Inducible skeletal muscle-specific p53 deletion alleviates high-fat diet-induced insulin resistance by modulating mitochondria-associated membrane in obese mice

Abstract

p53 has been implicated in metabolic regulation, but its role in obesity-induced skeletal muscle insulin resistance remains incompletely understood. This study aimed to determine the functional contribution of skeletal muscle p53 to insulin resistance and mitochondrial dysfunction, particularly in the context of obesity.
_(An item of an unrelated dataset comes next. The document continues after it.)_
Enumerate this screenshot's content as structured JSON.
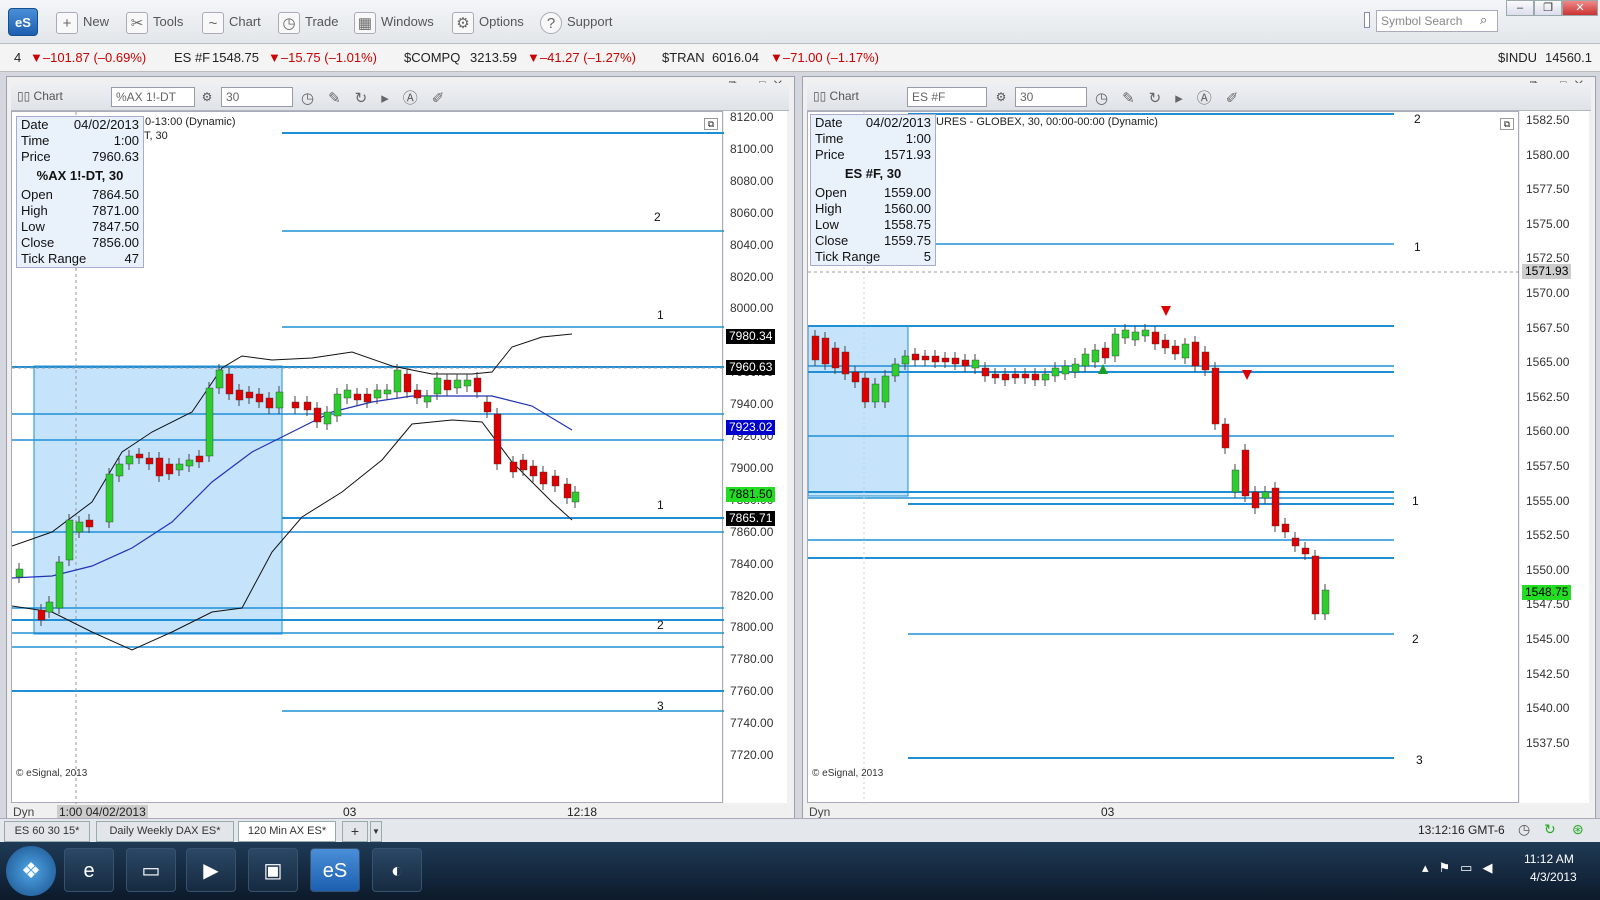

We demonstrate that inducible, skeletal muscle-specific deletion of p53 (iMp53 KO) significantly improves insulin sensitivity in high-fat diet (HFD)-induced obese mice, with no effect in chow-fed controls. This metabolic improvement was accompanied by enhanced mitochondrial respiration and membrane potential, as well as reduced mitochondrial calcium overload in palmitate-treated C2C12 myotubes. Electron microscopy and immunoblotting revealed a marked reduction in mitochondria-associated membrane (MAM) area and decreased levels of MAM components (IP3R, VDAC, GRP75) in iMp53 KO muscle. Co-immunoprecipitation assays demonstrated physical interactions between p53 and MAM proteins, supporting a role for p53 in promoting MAM formation under obese conditions. Consistently, skeletal muscle from patients with type 2 diabetes exhibited elevated expression of both p53 and MAM markers, with a positive correlation between them. These findings suggest that p53 plays an important role in modulating ER–mitochondrial contacts and mitochondrial homeostasis in skeletal muscle and suggest its contribution to obesity-induced insulin resistance. This study provides new mechanistic insight into the pathological role of p53 in muscle metabolism.